Zero Trust continuously validates each user, device, and request by identity, context, and permission instead of trusting network location.

What is Zero Trust Security?

Zero Trust is a security approach that does not treat being on the company network as automatic proof of trust. Whether a user is in the office, at home, or on an external network, access to an application is evaluated against identity, device posture, permission, and context.

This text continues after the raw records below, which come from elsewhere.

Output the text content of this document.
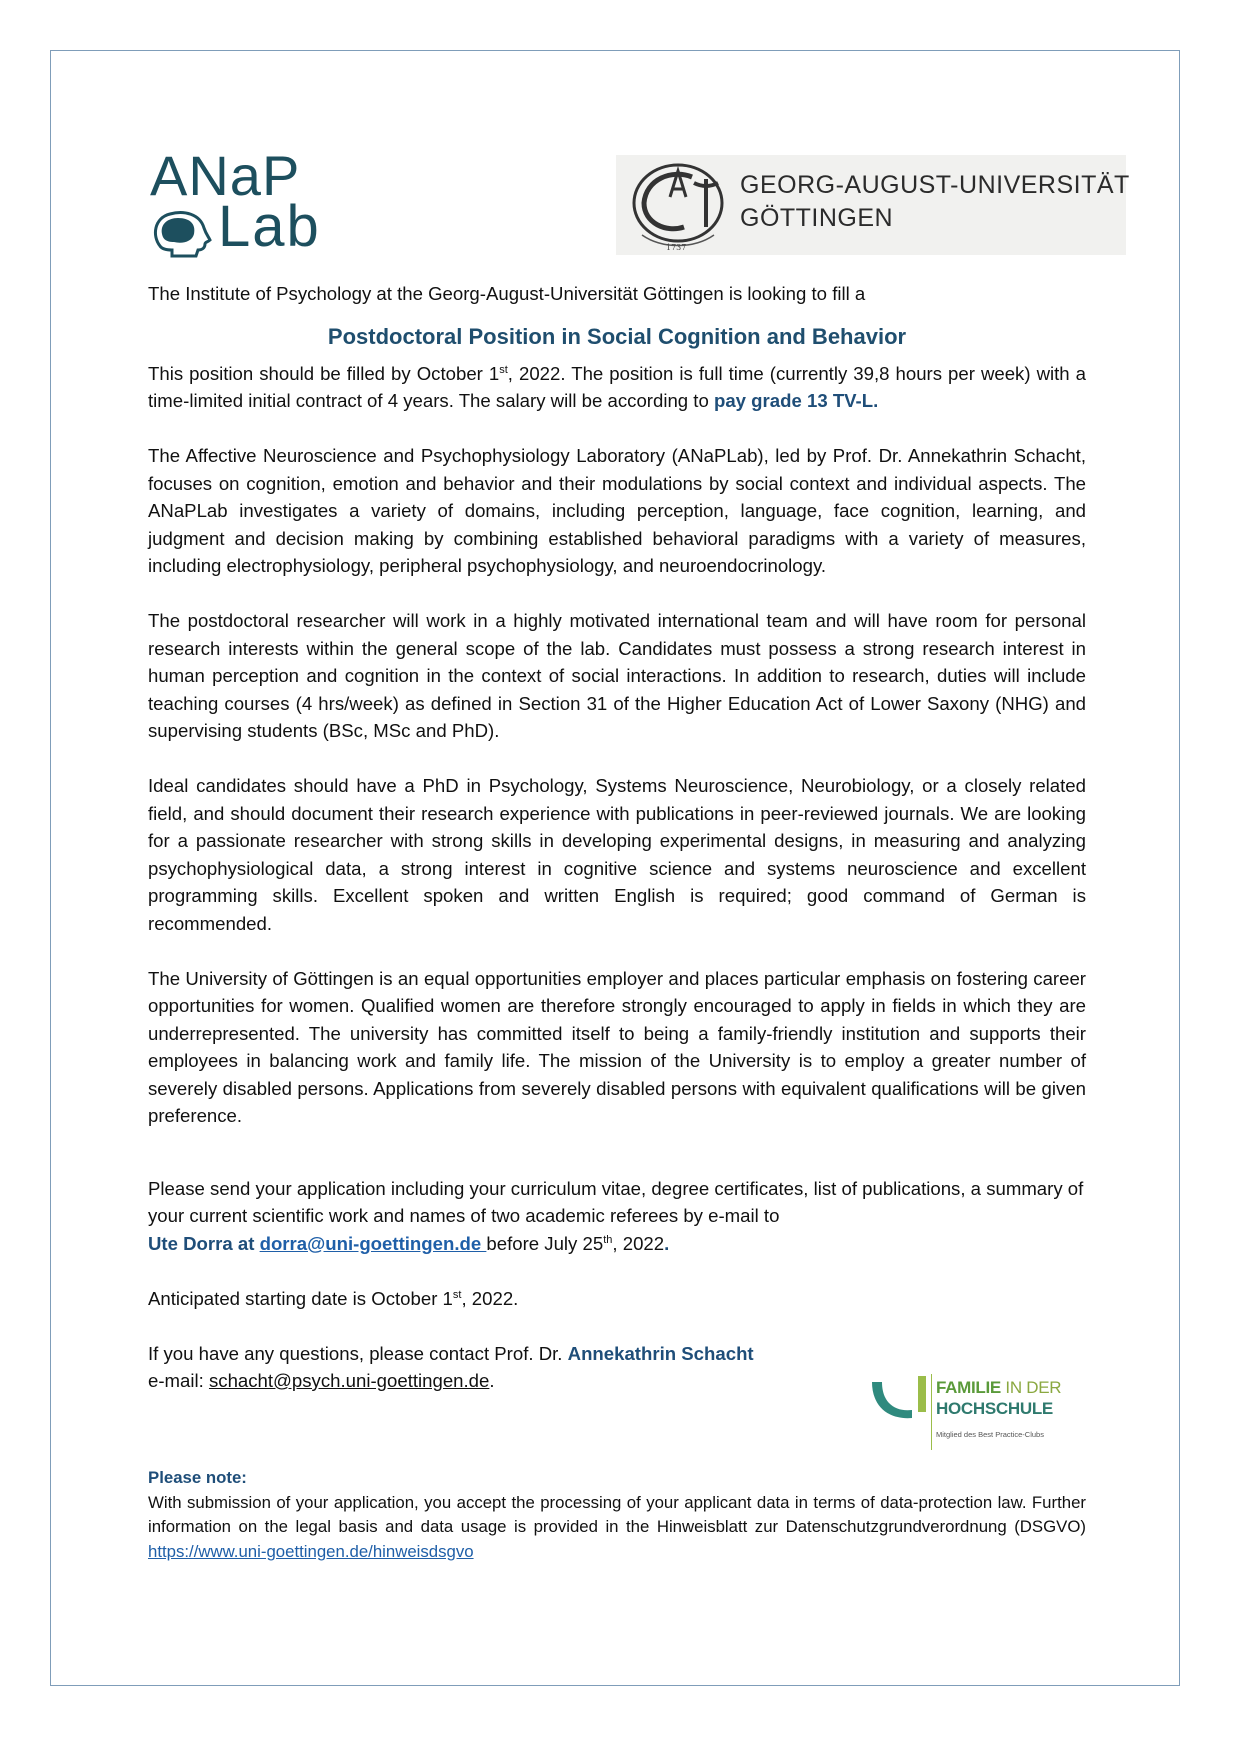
ANaP
Lab	1737
GEORG-AUGUST-UNIVERSITÄT
GÖTTINGEN

The Institute of Psychology at the Georg-August-Universität Göttingen is looking to fill a

Postdoctoral Position in Social Cognition and Behavior

This position should be filled by October 1st, 2022. The position is full time (currently 39,8 hours per week) with a time-limited initial contract of 4 years. The salary will be according to pay grade 13 TV-L.

The Affective Neuroscience and Psychophysiology Laboratory (ANaPLab), led by Prof. Dr. Annekathrin Schacht, focuses on cognition, emotion and behavior and their modulations by social context and individual aspects. The ANaPLab investigates a variety of domains, including perception, language, face cognition, learning, and judgment and decision making by combining established behavioral paradigms with a variety of measures, including electrophysiology, peripheral psychophysiology, and neuroendocrinology.

The postdoctoral researcher will work in a highly motivated international team and will have room for personal research interests within the general scope of the lab. Candidates must possess a strong research interest in human perception and cognition in the context of social interactions. In addition to research, duties will include teaching courses (4 hrs/week) as defined in Section 31 of the Higher Education Act of Lower Saxony (NHG) and supervising students (BSc, MSc and PhD).

Ideal candidates should have a PhD in Psychology, Systems Neuroscience, Neurobiology, or a closely related field, and should document their research experience with publications in peer-reviewed journals. We are looking for a passionate researcher with strong skills in developing experimental designs, in measuring and analyzing psychophysiological data, a strong interest in cognitive science and systems neuroscience and excellent programming skills. Excellent spoken and written English is required; good command of German is recommended.

The University of Göttingen is an equal opportunities employer and places particular emphasis on fostering career opportunities for women. Qualified women are therefore strongly encouraged to apply in fields in which they are underrepresented. The university has committed itself to being a family-friendly institution and supports their employees in balancing work and family life. The mission of the University is to employ a greater number of severely disabled persons. Applications from severely disabled persons with equivalent qualifications will be given preference.

Please send your application including your curriculum vitae, degree certificates, list of publications, a summary of your current scientific work and names of two academic referees by e-mail to
Ute Dorra at dorra@uni-goettingen.de before July 25th, 2022.

Anticipated starting date is October 1st, 2022.

If you have any questions, please contact Prof. Dr. Annekathrin Schacht
e-mail: schacht@psych.uni-goettingen.de.	FAMILIE IN DER
HOCHSCHULE
Mitglied des Best Practice-Clubs
Please note:
With submission of your application, you accept the processing of your applicant data in terms of data-protection law. Further information on the legal basis and data usage is provided in the Hinweisblatt zur Datenschutzgrundverordnung (DSGVO) https://www.uni-goettingen.de/hinweisdsgvo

Traditional network security often assumes that the internal network is safe. Zero Trust assumes that an account or device may be compromised and limits damage by granting only the minimum access needed.

How Does Zero Trust Work?

Zero Trust is not a single product; it is a set of control layers working together:

  • Strong identity: SSO, MFA, and centralized user management
  • Least privilege: Access only to the applications and data required for the role
  • Device verification: Managed device checks, current operating systems, encryption, or EDR signals
  • Microsegmentation: Splitting networks or applications into smaller access zones
  • Continuous monitoring: Session, location, risk, and unusual-behavior logging

OAuth2 and similar authorization standards can support the identity layer of a Zero Trust architecture when applications need controlled access to one another.

Business Use

Zero Trust is especially relevant for remote work, SaaS adoption, supplier access, admin panels, and systems that hold sensitive customer data. The goal is not to slow users down; it is to prevent one compromised account from moving freely across the environment.

In practice, teams start by mapping identities, critical applications, and high-risk access paths. MFA requirements, privileged-account controls, device policies, and detailed logging are then introduced in stages. Zero Trust is less a one-time installation and more a security architecture that is continuously reviewed.